Hi, YuFeng Thanks for your great open-source work! I use your above data configuration to train the NeRFace, but it seems failed, I can't get the normal results. Is there any other special adjustment have you made to the NeRFace code? Thanks a lot!
@zhengyuf Hello! I 'm replicating the PointAvatar code, following the steps outlined in README.md. I wanted to ask why I'm encountering this error:
Traceback (most recent call last): File "/home/xietong/PointAvatar/code/scripts/exp_runner.py", line 35, in <module> runner.run() File "/home/xietong/PointAvatar/code/../code/scripts/train.py", line 325, in run model_outputs = self.model(model_input) File "/home/xietong/miniconda3/envs/point-avatar/lib/python3.9/site-packages/torch/nn/modules/module.py", line 1110, in _call_impl return forward_call(*input, **kwargs) File "/home/xietong/PointAvatar/code/../code/model/point_avatar_model.py", line 182, in forward images = self._render(transformed_point_cloud, cameras) File "/home/xietong/PointAvatar/code/../code/model/point_avatar_model.py", line 102, in _render images, weights = self.compositor( ValueError: too many values to unpack (expected 2)

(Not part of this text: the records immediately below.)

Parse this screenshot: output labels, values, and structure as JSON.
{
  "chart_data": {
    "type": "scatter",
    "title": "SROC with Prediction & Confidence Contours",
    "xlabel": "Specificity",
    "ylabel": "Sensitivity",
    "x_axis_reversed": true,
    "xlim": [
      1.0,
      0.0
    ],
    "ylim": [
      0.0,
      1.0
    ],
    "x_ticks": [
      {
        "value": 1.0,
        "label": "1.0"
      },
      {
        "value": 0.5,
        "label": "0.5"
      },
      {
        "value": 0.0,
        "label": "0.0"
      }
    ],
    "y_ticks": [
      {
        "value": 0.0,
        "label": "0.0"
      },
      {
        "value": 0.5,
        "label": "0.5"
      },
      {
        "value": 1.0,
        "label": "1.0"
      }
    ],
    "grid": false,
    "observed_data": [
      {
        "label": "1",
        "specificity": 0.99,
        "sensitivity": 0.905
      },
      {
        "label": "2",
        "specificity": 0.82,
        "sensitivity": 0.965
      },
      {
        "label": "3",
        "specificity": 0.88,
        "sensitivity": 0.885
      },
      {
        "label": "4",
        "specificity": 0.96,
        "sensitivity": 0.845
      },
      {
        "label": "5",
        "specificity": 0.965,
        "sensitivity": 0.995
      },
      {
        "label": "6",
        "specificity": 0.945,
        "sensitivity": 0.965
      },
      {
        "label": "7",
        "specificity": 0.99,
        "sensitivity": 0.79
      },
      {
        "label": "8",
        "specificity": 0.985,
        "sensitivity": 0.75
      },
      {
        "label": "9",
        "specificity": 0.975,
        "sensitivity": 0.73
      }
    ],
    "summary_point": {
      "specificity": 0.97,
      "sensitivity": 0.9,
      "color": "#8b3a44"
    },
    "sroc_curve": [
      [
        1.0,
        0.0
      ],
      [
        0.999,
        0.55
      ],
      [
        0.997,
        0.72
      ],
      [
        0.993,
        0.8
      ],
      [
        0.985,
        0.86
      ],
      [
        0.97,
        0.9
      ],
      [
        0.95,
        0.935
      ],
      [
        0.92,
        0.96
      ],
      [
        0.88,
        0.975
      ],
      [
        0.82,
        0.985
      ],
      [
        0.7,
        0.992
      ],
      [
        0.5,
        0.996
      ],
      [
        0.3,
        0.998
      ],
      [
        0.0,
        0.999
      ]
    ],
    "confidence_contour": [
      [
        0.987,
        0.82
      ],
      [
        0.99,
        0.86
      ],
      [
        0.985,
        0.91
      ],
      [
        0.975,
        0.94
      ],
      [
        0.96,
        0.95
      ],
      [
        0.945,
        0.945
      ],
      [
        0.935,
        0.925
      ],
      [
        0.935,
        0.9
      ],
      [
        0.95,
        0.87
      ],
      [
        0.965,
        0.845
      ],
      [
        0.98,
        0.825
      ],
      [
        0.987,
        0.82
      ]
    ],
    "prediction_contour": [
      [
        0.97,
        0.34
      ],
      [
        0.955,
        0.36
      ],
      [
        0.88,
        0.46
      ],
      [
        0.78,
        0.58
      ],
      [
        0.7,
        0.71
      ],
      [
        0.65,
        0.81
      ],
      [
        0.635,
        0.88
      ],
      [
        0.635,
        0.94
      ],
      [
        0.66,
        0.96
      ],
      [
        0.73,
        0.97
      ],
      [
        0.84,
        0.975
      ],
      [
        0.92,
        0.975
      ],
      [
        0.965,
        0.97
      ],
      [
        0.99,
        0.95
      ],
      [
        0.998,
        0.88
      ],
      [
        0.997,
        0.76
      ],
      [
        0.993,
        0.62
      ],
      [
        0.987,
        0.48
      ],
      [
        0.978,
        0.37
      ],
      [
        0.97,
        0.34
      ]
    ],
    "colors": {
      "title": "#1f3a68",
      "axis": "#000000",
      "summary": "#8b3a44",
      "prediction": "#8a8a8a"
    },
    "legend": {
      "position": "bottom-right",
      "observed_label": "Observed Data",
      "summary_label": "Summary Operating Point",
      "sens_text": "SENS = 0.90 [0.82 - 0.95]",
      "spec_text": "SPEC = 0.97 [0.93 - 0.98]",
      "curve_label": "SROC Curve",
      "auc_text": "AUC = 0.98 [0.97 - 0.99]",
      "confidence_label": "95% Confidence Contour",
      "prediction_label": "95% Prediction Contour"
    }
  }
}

The self.compositor is the custom AlphaCompositor function in your pytorch3d library:
`class AlphaCompositor(nn.Module):
def __init__(
self, background_color: Optional[Union[Tuple, List, torch.Tensor]] = None
) -> None:
super().__init__()
self.background_color = background_color
def forward(self, fragments, alphas, ptclds, **kwargs) -> torch.Tensor:
background_color = kwargs.get("background_color", self.background_color)
images = alpha_composite(fragments, alphas, ptclds)

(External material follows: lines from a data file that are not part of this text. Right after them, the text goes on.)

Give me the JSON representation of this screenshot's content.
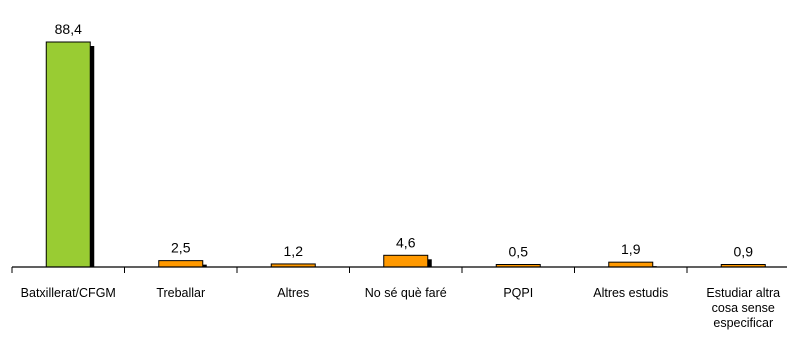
{
  "chart_data": {
    "type": "bar",
    "categories": [
      [
        "Batxillerat/CFGM"
      ],
      [
        "Treballar"
      ],
      [
        "Altres"
      ],
      [
        "No sé què faré"
      ],
      [
        "PQPI"
      ],
      [
        "Altres estudis"
      ],
      [
        "Estudiar altra",
        "cosa sense",
        "especificar"
      ]
    ],
    "values": [
      88.4,
      2.5,
      1.2,
      4.6,
      0.5,
      1.9,
      0.9
    ],
    "value_labels": [
      "88,4",
      "2,5",
      "1,2",
      "4,6",
      "0,5",
      "1,9",
      "0,9"
    ],
    "bar_colors": [
      "#99cc33",
      "#ff9900",
      "#ff9900",
      "#ff9900",
      "#ff9900",
      "#ff9900",
      "#ff9900"
    ],
    "shadow_color": "#000000",
    "axis_color": "#000000",
    "title": "",
    "xlabel": "",
    "ylabel": "",
    "ylim": [
      0,
      88.4
    ],
    "grid": false,
    "legend": "none"
  }
}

# images are of shape (N, C, H, W)
# check for background color & feature size C (C=4 indicates rgba)
if background_color is not None:
return _add_background_color_to_images(fragments, images, background_color)
return images`
And I tried to print the compositor, and it is:
` tensor([[[[0., 0., 0., ..., 0., 0., 0.],
[0., 0., 0., ..., 0., 0., 0.],
[0., 0., 0., ..., 0., 0., 0.],
...,
[0., 0., 0., ..., 0., 0., 0.],
[0., 0., 0., ..., 0., 0., 0.],
[0., 0., 0., ..., 0., 0., 0.]],
[[0., 0., 0., ..., 0., 0., 0.],
[0., 0., 0., ..., 0., 0., 0.],
[0., 0., 0., ..., 0., 0., 0.],
...,
[0., 0., 0., ..., 0., 0., 0.],
[0., 0., 0., ..., 0., 0., 0.],
[0., 0., 0., ..., 0., 0., 0.]],
[[0., 0., 0., ..., 0., 0., 0.],
[0., 0., 0., ..., 0., 0., 0.],
[0., 0., 0., ..., 0., 0., 0.],
...,
[0., 0., 0., ..., 0., 0., 0.],
[0., 0., 0., ..., 0., 0., 0.],
[0., 0., 0., ..., 0., 0., 0.]],
...,`
Try checkout to the point-avatar branch in the customized pytorch3d repo, and re-install. Also, for new questions, please start a new issue.
Ok, thank you very much! Have a nice day!

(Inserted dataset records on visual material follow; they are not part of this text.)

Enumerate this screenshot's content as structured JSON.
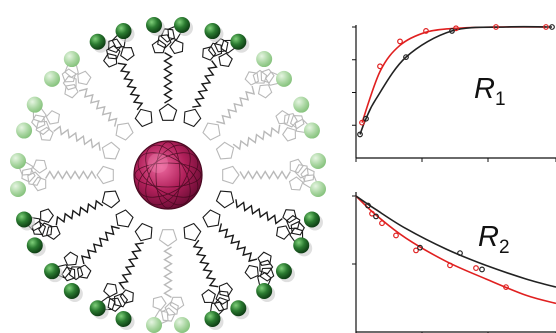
{
  "molecule": {
    "core_color": "#b0205a",
    "core_highlight": "#e0508a",
    "arm_color_dark": "#1a1a1a",
    "arm_color_light": "#b9b9b9",
    "sphere_color_dark": "#1f6a2a",
    "sphere_color_light": "#a8d4a0",
    "arm_count": 16
  },
  "chart_data": [
    {
      "type": "line",
      "panel_label": "R",
      "panel_subscript": "1",
      "series": [
        {
          "color": "#e02020",
          "x": [
            0.03,
            0.12,
            0.22,
            0.35,
            0.5,
            0.7,
            0.95
          ],
          "y": [
            0.27,
            0.66,
            0.86,
            0.96,
            0.99,
            1.0,
            1.0
          ]
        },
        {
          "color": "#222222",
          "x": [
            0.02,
            0.05,
            0.1,
            0.25,
            0.48,
            0.75,
            0.98
          ],
          "y": [
            0.18,
            0.3,
            0.45,
            0.77,
            0.97,
            1.0,
            1.0
          ]
        }
      ],
      "markers": [
        {
          "series": 0,
          "x": [
            0.03,
            0.12,
            0.22,
            0.35,
            0.5,
            0.7,
            0.95
          ],
          "y": [
            0.27,
            0.7,
            0.89,
            0.97,
            0.99,
            1.0,
            1.0
          ]
        },
        {
          "series": 1,
          "x": [
            0.02,
            0.05,
            0.25,
            0.48,
            0.98
          ],
          "y": [
            0.18,
            0.3,
            0.77,
            0.97,
            1.0
          ]
        }
      ],
      "grid": false
    },
    {
      "type": "line",
      "panel_label": "R",
      "panel_subscript": "2",
      "series": [
        {
          "color": "#e02020",
          "x": [
            0.0,
            0.1,
            0.25,
            0.45,
            0.65,
            0.85,
            1.0
          ],
          "y": [
            1.0,
            0.86,
            0.69,
            0.52,
            0.39,
            0.27,
            0.21
          ]
        },
        {
          "color": "#222222",
          "x": [
            0.0,
            0.1,
            0.25,
            0.45,
            0.65,
            0.85,
            1.0
          ],
          "y": [
            1.0,
            0.9,
            0.76,
            0.61,
            0.49,
            0.39,
            0.33
          ]
        }
      ],
      "markers": [
        {
          "series": 0,
          "x": [
            0.08,
            0.13,
            0.2,
            0.3,
            0.47,
            0.6,
            0.75
          ],
          "y": [
            0.87,
            0.8,
            0.71,
            0.6,
            0.49,
            0.47,
            0.33
          ]
        },
        {
          "series": 1,
          "x": [
            0.06,
            0.1,
            0.32,
            0.52,
            0.63
          ],
          "y": [
            0.93,
            0.85,
            0.62,
            0.58,
            0.46
          ]
        }
      ],
      "grid": false
    }
  ]
}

Hello, PointAvatar is really a nice job! Currently, I am following your wonderful job but i am confused about how to use your Dataset on NeRF-based Method (e.g. NerFACE)? Especially, how to set the camera parameters, near and far? Right now I set these parameters by myself according to your provided xml and always get some strange artifacts. Could you please release a detailed description about these? Looking forward to your reply! Thank you very much!